Average Coverage Differential shall be expressed as a percentage, and shall be
rounded to the nearest one-hundredth of a percentage point.
"BACK UP SERVICER TRIGGER EVENT" shall mean, with respect to Series
2003-1, any event specified in SECTION 7.03 of this Series Supplement.
"BUSINESS DAY" shall mean, with respect to Series 2003-1, any day
other than a Saturday, a Sunday, or a day on which banking institutions in
New
York,
New York, Chicago, Illinois, or the city in which the Corporate Trust
Office is located, or in connection with the determination of LIBOR, London,
England, are authorized or obligated by law or executive order to be closed or
remain closed.
"CERTIFICATEHOLDER CHARGE-OFF" shall have the meaning specified in
SECTION 4.06.
"CLASS A CERTIFICATE RATE" shall mean the interest rate on the Class A
Certificates, which shall equal 1.41313% for the Initial Distribution Period and
for each Distribution Period thereafter will equal LIBOR as of the related LIBOR
Determination Date plus 0.30%.
"CLASS A CERTIFICATEHOLDER CHARGE-OFF" shall have the meaning
specified in SECTION 4.06.
"CLASS A CERTIFICATEHOLDERS" shall mean the holders of Class A
Certificates.
"CLASS A CERTIFICATES" shall mean any one of the certificates executed
by the Seller and authenticated by the Master Trust Trustee, substantially in
the form of EXHIBIT A-1.
"CLASS A INITIAL INVESTED AMOUNT" shall mean $200,000,000.

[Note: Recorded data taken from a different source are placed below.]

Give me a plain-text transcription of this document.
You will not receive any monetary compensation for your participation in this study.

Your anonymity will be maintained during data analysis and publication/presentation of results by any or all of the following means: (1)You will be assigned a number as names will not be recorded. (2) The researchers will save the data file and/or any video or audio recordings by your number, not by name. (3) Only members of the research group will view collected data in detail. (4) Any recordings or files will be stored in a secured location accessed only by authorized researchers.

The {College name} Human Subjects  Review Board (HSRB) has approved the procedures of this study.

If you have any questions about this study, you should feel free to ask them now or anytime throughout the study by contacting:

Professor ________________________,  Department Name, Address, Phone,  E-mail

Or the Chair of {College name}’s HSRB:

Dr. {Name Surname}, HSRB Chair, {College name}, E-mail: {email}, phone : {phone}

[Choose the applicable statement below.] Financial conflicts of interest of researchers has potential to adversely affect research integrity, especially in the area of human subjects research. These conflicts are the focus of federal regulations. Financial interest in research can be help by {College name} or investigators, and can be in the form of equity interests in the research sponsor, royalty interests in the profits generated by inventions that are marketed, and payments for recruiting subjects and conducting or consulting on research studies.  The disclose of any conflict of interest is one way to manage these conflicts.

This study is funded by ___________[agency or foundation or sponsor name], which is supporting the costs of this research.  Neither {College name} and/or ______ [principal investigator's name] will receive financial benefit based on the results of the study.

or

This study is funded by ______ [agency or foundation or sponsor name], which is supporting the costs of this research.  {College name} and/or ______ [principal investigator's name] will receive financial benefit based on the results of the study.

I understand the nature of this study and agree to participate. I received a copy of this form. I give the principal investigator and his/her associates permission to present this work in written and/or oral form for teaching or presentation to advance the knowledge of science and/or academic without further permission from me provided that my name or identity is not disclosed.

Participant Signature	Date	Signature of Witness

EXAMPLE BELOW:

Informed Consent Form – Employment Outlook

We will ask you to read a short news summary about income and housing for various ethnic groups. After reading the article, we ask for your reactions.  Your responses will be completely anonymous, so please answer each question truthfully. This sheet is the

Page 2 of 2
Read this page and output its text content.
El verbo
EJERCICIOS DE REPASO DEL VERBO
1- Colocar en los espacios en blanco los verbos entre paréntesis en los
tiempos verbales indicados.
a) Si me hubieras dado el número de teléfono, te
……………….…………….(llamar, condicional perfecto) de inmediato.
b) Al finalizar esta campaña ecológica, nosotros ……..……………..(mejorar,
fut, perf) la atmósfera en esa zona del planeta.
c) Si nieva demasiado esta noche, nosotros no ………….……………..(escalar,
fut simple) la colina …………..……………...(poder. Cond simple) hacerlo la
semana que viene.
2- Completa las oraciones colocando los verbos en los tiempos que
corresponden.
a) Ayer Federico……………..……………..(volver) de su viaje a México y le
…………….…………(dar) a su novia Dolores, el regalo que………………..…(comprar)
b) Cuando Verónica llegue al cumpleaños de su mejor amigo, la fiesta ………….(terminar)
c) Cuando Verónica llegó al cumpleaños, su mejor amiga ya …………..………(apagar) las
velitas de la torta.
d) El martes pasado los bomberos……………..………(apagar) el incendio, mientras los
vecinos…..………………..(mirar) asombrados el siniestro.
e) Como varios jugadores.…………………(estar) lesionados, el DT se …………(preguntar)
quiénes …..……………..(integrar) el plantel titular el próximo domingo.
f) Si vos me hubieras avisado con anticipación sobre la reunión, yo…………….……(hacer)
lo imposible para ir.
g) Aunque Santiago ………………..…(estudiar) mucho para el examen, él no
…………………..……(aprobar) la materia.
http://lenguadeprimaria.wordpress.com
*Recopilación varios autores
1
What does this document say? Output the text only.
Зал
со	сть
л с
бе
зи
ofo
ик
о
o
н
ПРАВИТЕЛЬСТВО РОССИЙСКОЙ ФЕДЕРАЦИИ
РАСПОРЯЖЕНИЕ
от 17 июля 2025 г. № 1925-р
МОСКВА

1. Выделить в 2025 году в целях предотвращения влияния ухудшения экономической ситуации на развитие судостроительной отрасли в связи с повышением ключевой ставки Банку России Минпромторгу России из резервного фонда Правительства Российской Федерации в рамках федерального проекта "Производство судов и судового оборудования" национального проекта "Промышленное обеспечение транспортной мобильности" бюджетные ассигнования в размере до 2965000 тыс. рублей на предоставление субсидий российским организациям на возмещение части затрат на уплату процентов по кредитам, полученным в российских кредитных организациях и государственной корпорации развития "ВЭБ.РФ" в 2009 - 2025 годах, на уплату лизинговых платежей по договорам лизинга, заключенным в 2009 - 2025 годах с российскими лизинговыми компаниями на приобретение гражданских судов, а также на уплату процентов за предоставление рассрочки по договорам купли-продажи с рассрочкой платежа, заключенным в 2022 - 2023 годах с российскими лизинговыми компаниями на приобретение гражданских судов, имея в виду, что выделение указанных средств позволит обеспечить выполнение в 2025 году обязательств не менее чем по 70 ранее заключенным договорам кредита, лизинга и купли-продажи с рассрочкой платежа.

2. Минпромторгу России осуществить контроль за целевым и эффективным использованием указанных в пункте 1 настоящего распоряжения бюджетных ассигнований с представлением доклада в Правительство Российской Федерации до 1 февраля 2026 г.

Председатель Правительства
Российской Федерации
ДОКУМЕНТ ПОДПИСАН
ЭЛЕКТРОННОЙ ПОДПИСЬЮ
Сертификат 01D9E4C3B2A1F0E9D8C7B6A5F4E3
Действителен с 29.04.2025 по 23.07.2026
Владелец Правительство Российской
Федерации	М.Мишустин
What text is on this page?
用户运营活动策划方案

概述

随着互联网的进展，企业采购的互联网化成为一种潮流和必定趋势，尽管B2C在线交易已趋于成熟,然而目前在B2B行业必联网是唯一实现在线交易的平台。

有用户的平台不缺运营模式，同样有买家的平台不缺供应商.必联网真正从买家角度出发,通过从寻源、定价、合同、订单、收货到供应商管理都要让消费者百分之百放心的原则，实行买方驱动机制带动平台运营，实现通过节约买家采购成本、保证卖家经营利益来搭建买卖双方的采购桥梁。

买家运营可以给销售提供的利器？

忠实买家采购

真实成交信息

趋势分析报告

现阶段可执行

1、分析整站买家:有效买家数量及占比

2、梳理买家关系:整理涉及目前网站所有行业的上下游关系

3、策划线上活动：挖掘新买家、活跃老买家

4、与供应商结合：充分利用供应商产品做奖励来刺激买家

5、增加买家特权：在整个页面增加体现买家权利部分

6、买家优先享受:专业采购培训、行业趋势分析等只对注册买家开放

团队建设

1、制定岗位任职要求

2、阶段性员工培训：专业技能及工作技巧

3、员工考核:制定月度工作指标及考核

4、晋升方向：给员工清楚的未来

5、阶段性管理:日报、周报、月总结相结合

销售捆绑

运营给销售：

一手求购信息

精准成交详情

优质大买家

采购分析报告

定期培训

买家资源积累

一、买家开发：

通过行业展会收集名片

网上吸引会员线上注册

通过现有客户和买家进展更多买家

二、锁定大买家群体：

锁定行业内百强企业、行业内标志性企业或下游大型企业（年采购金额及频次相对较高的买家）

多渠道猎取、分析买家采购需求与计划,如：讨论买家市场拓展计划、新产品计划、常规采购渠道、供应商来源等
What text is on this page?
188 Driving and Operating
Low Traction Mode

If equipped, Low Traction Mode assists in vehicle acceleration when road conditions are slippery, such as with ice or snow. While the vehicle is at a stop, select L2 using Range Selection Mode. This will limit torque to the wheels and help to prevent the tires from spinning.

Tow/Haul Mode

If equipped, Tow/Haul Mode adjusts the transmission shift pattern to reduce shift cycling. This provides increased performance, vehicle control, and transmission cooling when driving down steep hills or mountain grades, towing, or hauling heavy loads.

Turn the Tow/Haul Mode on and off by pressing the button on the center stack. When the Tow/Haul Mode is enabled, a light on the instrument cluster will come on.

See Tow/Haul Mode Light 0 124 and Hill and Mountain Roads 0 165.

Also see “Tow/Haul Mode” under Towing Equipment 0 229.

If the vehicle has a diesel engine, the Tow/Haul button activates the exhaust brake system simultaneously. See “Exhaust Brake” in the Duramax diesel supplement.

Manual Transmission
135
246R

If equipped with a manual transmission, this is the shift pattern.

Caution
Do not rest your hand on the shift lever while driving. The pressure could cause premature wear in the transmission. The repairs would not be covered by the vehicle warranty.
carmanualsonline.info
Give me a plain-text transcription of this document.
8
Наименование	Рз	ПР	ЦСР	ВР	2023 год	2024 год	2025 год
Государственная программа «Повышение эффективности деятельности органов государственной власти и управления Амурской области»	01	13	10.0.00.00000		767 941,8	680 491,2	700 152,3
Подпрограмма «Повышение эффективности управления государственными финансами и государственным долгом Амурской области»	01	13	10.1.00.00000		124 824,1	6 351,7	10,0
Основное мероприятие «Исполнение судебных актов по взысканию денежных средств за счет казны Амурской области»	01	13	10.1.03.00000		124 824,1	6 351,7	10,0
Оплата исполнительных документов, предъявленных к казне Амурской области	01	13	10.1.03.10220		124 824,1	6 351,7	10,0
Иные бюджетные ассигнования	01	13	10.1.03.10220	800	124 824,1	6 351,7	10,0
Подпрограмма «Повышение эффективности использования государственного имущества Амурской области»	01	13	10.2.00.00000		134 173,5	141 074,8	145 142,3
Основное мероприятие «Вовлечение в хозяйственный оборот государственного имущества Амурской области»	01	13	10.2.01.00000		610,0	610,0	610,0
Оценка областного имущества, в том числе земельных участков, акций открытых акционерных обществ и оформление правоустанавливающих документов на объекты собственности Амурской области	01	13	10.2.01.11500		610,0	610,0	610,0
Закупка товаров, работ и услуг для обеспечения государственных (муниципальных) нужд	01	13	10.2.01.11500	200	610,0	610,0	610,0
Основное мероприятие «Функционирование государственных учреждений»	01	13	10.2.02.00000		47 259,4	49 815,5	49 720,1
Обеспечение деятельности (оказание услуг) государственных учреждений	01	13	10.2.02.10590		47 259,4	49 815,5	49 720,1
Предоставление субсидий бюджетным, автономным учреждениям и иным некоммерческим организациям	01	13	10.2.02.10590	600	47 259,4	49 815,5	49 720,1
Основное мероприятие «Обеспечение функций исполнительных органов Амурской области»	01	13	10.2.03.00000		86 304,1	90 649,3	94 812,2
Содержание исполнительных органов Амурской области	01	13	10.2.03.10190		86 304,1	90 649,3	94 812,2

"CLASS A INVESTED AMOUNT" shall mean, with respect to any Distribution
Date, an amount (which shall never be less than zero) equal to the Class A
Initial Invested Amount, MINUS the sum of (a) the aggregate amount of payments
of principal in respect of the Class A Certificates made to Class A
Certificateholders on or prior to such Distribution Date, (b) the aggregate
amount of Class A Certificateholder Charge-Offs not reimbursed pursuant to
SECTION 4.04(a)(v) on or prior to such Distribution Date, and (c) the aggregate
amount of Class A Principal Account Losses on or prior to such Distribution
Date.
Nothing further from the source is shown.